Serum Reactive Antibodies against the N-Methyl-D-Aspartate Receptor NR2 Subunit-Could They Act as Potential Biomarkers?

Abstract

Synaptic dysfunction and disrupted communication between neuronal and glial cells play an essential role in the underlying mechanisms of multiple sclerosis (MS). Earlier studies have revealed the importance of glutamate receptors, particularly the N-methyl-D-aspartate (NMDA) receptor, in excitotoxicity, leading to abnormal synaptic transmission and damage of neurons. Our study aimed to determine whether antibodies to the NR2 subunit of NMDAR are detected in MS patients and evaluate the correlation between antibody presence and clinical outcome. Furthermore, our focus extended to examine a possible link between NR2 reactivity and anti-coagulant antibody levels as pro-inflammatory molecules associated with MS. A cross-sectional study was carried out, including 95 patients with MS and 61 age- and gender-matched healthy controls (HCs). The enzyme-linked immunosorbent assay was used to detect anti-NR2 antibodies in serum samples of participants along with IgG antibodies against factor (F)VIIa, thrombin, prothrombin, FXa, and plasmin. According to our results, significantly elevated levels of anti-NR2 antibodies were detected in MS patients compared to HCs (p < 0.05), and this holds true when we compared the Relapsing-Remitting MS course with HCs (p < 0.05). A monotonically increasing correlation was found between NR2 seropositivity and advanced disability (r_s = 0.30; p < 0.01), anti-NR2 antibodies and disease worsening (r_s = 0.24; p < 0.05), as well as between antibody activity against NR2 and thrombin (r_s = 0.33; p < 0.01). The presence of anti-NR2 antibodies in MS patients was less associated with anti-plasmin IgG antibodies [OR:0.96 (95%CI: 0.92-0.99); p < 0.05]; however, such an association was not demonstrated when analyzing only RRMS patients. In view of our findings, NR2-reactive antibodies may play, paving the way for further research into their potential as biomarkers and therapeutic targets in MS.

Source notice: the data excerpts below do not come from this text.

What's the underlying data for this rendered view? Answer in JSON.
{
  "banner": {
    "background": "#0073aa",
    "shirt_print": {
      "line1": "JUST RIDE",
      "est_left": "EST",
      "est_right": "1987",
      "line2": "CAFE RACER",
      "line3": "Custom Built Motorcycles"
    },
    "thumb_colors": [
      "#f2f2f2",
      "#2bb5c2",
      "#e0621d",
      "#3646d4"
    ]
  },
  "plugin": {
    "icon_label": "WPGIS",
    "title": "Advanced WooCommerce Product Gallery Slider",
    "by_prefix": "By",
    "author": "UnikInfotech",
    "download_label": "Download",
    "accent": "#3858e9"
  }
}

Keywords: N-methyl-D-aspartate (NMDA) receptor; anti-coagulant serine proteases; antibodies; excitotoxicity; multiple sclerosis.

Figure 1

Distribution of antibodies against the NR2 subunit of the NMDAR between MS patients and healthy controls. The antibody activity was expressed as the ratio of a sample’s O.D. to the O.D. of the negative control. Mann-Whitney test applied for the analysis (* p < 0.05). AUC was measured for accuracy of the test MS: Multiple Sclerosis; NMDAR: N-Methyl-D-aspartate receptor; AUC: area under the curve.

Figure 2

Immunoglobulin activity against the NR2 subunit of the NMDAR between RRMS patients and healthy controls. The antibody activity was expressed as the ratio of a sample’s O.D. to the O.D. of the negative control. Mann-Whitney test applied for the analysis (* p < 0.05). AUC was measured for accuracy of the test. RRMS: Relapsing-Remitting Multiple Sclerosis; NMDAR: N-Methyl-D-aspartate receptor; AUC: area under the curve.

Figure 3

Comparative prevalence (%) of IgG detection in MS patients and HCs. Results are expressed as the percentage of participants tested positive (bars shown in black) or negative (bars shown in white) for the presence of anti-NR2 antibodies. Seropositivity was determined as follows: when the ratio was equal to or greater than 2.1, the sample was considered positive; and when the index was less than 2.1, the sample was considered negative.

Figure 4

Correlation between anti-NR2 antibodies and antibody activity against coagulant components. Positive correlation was observed between anti-NR2 and anti-FXa activity levels (A) and between anti-NR2 and anti-thrombin IgG (B). Negative correlation was demonstrated between anti-NR2 and anti-FVIIa IgG levels (C). The Spearman correlation coefficient was applied for the analysis. Values are expressed as the ratio of a sample’s O.D. to the O.D. of the negative control. Data with statistical significance are shown.

Figure 5

Binding activity against the NR2 subunit of the NMDAR based on the receiving medication for MS treatment. A significant difference was observed when assessing the ratio of NR2-reactive antibody values from patients receiving immunosuppressive medication with those obtained from HCs. Bars represent the mean ± SEM. The Kruskal-Wallis test was performed for the analysis and Dunn’s test for the multiple comparisons (* p < 0.05). MS: Multiple Sclerosis; IM: Immunomodulatory medication; IS: Immunosuppressive medication; HCs: healthy controls.